The operation mode of the precise desorption unit is as follows: the operation may be intermittent or continuous for 24 hours, as desired.

In the evaporation unit, a multi-effect evaporation mode is adopted, steam is used for heating, the desorbed medicament mixed liquid is separated, and the desorbed medicament and the oil-based mud are recovered. The centrifugal liquid-phase material obtained by the separation of the centrifugal machine enters a multi-effect evaporation system through a solution pump for evaporation treatment; the gas phase material generated by evaporation enters a condensation and solvent recovery unit through a gas phase outlet of the multi-effect evaporation system; the residue generated after the evaporation of the multi-effect evaporation system is sent into a base oil recovery device, and the residue generated by the multi-effect evaporation system is recovered through the base oil recovery device; the steam generating device is respectively connected with a steam inlet on the multi-effect evaporation system and a steam outlet on the multi-effect evaporation system, hot steam generated by the steam generating device enters the multi-effect evaporation system through the steam inlet of the multi-effect evaporation system, and cold steam of the multi-effect evaporation system returns to the steam generating device through the steam outlet on the multi-effect evaporation system. Meanwhile, hot steam generated by the steam generating device enters the DTDC desolventizer through a steam inlet of the DTDC desolventizer, and cold steam of the DTDC desolventizer enters the steam generating device through a steam outlet of the DTDC desolventizer.

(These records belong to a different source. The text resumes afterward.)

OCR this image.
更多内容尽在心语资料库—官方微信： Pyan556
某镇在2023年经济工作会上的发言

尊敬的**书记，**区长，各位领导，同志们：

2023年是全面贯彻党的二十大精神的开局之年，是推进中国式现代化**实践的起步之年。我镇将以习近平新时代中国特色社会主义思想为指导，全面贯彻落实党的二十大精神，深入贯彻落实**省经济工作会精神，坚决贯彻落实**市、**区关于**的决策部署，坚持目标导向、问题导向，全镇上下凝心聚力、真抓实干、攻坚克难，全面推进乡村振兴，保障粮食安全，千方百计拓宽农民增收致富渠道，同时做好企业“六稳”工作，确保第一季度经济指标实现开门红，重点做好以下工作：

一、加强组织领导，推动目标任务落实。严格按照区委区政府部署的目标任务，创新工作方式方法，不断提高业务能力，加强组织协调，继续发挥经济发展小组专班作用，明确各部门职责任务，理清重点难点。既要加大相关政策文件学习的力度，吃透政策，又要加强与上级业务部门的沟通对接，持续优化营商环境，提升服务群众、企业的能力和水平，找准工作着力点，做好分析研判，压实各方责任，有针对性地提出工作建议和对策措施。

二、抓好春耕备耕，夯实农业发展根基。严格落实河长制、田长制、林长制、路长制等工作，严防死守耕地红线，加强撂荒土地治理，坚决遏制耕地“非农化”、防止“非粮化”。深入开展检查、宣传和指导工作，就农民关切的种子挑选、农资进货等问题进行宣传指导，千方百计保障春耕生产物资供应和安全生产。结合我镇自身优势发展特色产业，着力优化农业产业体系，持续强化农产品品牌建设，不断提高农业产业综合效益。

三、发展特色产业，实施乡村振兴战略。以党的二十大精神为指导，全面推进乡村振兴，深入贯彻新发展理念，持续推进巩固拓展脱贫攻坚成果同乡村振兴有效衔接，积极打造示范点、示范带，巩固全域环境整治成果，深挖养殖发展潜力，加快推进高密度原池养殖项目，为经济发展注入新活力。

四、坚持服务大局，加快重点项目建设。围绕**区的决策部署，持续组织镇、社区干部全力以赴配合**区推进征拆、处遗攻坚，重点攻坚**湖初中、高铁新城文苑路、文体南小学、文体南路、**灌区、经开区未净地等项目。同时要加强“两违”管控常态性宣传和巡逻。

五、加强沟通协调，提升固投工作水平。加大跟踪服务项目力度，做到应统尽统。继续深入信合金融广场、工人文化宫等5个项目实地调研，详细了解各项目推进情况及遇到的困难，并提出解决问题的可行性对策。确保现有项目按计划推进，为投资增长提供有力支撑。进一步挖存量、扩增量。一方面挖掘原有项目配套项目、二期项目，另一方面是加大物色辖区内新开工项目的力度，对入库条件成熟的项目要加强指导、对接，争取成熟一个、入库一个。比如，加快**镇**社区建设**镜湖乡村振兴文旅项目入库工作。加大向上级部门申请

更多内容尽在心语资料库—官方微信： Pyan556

Specifically, the evaporation unit of the present embodiment relates to: 1 set of triple-effect evaporator, 1 solution pump and 1 base oil recovery device.

The design parameters of the partial components in the evaporation unit are as follows:

heating the mixed solution to: t1= 40-60 ℃, and the pH value of the original material is as follows: PH = 7.5-9.5, inlet and outlet temperature of compressor: t2=90/110 ℃, heat exchange area: s = 100-150 m²The evaporator type: forced circulation, structural style: skid-mounted, explosion-proof requirement: and (4) integral explosion prevention.

Operation mode of the evaporation unit: the operation may be intermittent or continuous for 24 hours, as desired.

In the condensation and solvent recovery unit, the function of the refrigerant is utilized to exchange the temperature of the steam in the condensation device, reduce the temperature of the steam, condense and reflux the medicine and achieve the aim of recovering the medicine. Specifically, the buffer pool, the refrigerator and the condenser form a condensation cycle to provide a cold source for the system. Simultaneously, gas-phase materials separated by the DTDC desolventizer and gas-phase materials separated by the multi-effect evaporation system respectively enter a condenser for condensation treatment; after condensation, the recovered solvent obtained can enter a solvent storage tank. And the recycled solvent in the solvent storage tank is respectively returned to the spray type leacher and the soaking type leacher through the solvent pump for leaching treatment, so that the recycling of the solvent is realized.

Specifically, the condensation and solvent recovery unit of the present embodiment involves: 1 set of condenser, 1 circulating water pool, 1 solvent tank, 1 solvent reflux pump and 1 refrigerating machine.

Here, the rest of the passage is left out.